If your error reporting has been set in the php.ini you won't have to worry about this. Just make sure you handle errors gracefully and never reveal the true cause of any issues to your users. Revealing the true cause to the public can be a gold engraved invitation for those wanting to harm your sites and servers. If you do not want to send errors to the browser you can always monitor your web server error logs. Log locations will vary from server to server e.g., on Ubuntu the error log is typically located at /var/log/apache2/error.log. If you're examining error logs in a Linux environment you can use tail -f /path/to/log in a console window to see errors as they occur in real-time....or as you make them.

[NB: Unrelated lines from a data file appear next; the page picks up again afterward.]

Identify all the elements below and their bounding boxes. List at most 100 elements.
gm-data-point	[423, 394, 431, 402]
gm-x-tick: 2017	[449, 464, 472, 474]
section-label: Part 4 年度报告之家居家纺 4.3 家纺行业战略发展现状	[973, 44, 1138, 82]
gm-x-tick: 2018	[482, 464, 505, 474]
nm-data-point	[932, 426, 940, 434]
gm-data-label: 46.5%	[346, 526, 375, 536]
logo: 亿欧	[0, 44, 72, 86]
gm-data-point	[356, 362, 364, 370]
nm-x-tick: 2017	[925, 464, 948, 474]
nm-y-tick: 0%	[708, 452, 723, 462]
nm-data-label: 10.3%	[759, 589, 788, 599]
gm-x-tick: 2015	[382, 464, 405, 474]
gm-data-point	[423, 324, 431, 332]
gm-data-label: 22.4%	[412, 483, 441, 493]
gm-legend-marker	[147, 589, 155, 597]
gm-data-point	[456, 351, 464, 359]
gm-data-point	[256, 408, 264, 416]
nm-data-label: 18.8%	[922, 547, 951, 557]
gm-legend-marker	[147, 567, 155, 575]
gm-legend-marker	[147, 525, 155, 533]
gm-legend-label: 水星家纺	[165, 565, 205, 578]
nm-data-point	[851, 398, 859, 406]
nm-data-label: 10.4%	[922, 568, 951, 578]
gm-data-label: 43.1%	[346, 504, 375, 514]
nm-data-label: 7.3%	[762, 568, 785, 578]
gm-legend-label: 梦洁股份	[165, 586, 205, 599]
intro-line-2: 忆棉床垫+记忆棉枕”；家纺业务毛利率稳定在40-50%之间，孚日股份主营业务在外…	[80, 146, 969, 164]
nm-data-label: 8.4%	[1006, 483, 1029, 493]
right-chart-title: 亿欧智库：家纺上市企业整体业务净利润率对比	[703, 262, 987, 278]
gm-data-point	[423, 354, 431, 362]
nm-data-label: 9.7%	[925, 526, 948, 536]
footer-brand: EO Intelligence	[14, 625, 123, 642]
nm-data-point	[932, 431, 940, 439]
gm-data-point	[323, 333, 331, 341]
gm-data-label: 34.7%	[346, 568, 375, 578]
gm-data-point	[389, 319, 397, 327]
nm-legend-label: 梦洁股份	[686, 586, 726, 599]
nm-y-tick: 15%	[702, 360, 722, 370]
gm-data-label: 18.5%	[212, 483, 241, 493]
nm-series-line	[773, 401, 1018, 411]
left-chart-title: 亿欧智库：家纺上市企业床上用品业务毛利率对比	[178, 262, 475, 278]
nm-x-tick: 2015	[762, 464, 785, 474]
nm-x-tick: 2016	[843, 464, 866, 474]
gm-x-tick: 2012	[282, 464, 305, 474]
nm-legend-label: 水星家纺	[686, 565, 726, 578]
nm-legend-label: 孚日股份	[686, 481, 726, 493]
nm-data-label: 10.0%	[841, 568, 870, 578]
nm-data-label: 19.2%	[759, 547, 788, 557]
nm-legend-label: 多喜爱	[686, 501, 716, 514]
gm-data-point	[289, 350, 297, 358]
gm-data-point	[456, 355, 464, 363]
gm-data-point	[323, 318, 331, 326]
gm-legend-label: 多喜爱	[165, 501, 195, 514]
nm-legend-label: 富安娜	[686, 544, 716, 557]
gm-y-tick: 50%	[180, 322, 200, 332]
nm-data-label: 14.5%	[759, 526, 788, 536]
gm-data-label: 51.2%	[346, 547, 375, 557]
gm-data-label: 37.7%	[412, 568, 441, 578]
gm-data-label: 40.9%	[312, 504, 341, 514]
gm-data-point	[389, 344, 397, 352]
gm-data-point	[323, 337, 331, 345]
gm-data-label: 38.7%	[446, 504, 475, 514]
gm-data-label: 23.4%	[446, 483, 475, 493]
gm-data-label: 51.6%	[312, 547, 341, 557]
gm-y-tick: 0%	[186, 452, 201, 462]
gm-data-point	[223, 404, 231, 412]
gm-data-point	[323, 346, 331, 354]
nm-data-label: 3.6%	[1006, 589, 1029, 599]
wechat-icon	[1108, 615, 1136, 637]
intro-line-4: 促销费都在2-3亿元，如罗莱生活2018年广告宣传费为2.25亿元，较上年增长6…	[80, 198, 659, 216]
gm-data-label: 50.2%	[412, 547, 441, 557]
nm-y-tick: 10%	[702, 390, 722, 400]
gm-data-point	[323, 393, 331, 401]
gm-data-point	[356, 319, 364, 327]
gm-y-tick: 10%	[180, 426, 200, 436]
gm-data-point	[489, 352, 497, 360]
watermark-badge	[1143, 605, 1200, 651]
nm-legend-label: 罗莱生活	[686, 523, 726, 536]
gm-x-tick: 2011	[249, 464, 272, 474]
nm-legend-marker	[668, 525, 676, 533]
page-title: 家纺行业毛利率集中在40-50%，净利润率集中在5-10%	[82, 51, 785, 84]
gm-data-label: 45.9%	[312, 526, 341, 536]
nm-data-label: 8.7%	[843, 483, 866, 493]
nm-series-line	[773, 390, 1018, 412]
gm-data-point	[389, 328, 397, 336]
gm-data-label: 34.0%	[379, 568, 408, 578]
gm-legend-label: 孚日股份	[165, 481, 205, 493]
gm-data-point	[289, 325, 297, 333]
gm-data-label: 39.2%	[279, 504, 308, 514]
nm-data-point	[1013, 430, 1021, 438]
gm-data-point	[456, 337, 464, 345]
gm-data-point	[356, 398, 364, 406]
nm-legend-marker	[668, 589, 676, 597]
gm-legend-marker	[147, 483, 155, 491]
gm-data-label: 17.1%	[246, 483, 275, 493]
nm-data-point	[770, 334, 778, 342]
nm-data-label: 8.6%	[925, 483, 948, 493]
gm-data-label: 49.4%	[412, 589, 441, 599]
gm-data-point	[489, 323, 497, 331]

Once you're squared away on standard error reporting adding error checking on your database connection and queries will give you much more detail about the problems going on. Have a look at this example where the column name is incorrect. First, the code which returns the generic fatal error message:

$sql = "SELECT `foo` FROM `weird_words` WHERE `definition` = ?";
$query = $mysqli->prepare($sql)); // assuming $mysqli is the connection
$query->bind_param('s', $definition);
$query->execute();

The error is generic and not very helpful to you in solving what is going on.

With a couple of more lines of code you can get very detailed information which you can use to solve the issue immediately. Check the prepare() statement for truthiness and if it is good you can proceed on to binding and executing.

$sql = "SELECT `foo` FROM `weird_words` WHERE `definition` = ?";
if($query = $mysqli->prepare($sql)) { // assuming $mysqli is the connection
    $query->bind_param('s', $definition);
    $query->execute();
    // any additional code you need would go here.
} else {
    $error = $mysqli->errno . ' ' . $mysqli->error;
    echo $error; // 1054 Unknown column 'foo' in 'field list'
}

If something is wrong you can spit out an error message which takes you directly to the issue. In this case there is no foo column in the table, solving the problem is trivial.

If you choose, you can include this checking in a function or class and extend it by handling the errors gracefully as mentioned previously.

---

Check your connection first.

Then if you want to fetch the exact value from the database then you should write:

$username = $_POST['username'];
$password = $_POST['password'];
$result = mysql_query("SELECT * FROM Users WHERE UserName =`$usernam`");

Or you want to fetch the LIKE type of value then you should write:

$result = mysql_query("SELECT * FROM Users WHERE UserName LIKE '%$username%'");

---

You can also check wether $result is failing like so, before executing the fetch array

$username = $_POST['username'];
$password = $_POST['password'];
$result = mysql_query('SELECT * FROM Users WHERE UserName LIKE $username');
if(!$result)
{
     echo "error executing query: "+mysql_error(); 
}else{
       while($row = mysql_fetch_array($result))
       {
         echo $row['FirstName'];
       }
}

---

Usually an error occurs when your database conectivity fails, so be sure to connect your database or to include the database file.

include_once(db_connetc.php');

OR

// Create a connection
$connection = mysql_connect("localhost", "root", "") or die(mysql_error());

//Select database
mysql_select_db("db_name", $connection) or die(mysql_error());

$employee_query = "SELECT * FROM employee WHERE `id` ='".$_POST['id']."';

$employee_data = mysql_query($employee_query);

if (mysql_num_rows($employee_data) > 0) {

    while ($row = mysql_fetch_array($employee_data)){
        echo $row['emp_name'];
    } // end of while loop
} // end of if

• Best practice is to run the query in sqlyog and then copy it into your page code.
• Always store your query in a variable and then echo that variable. Then pass to mysql_query($query_variable);.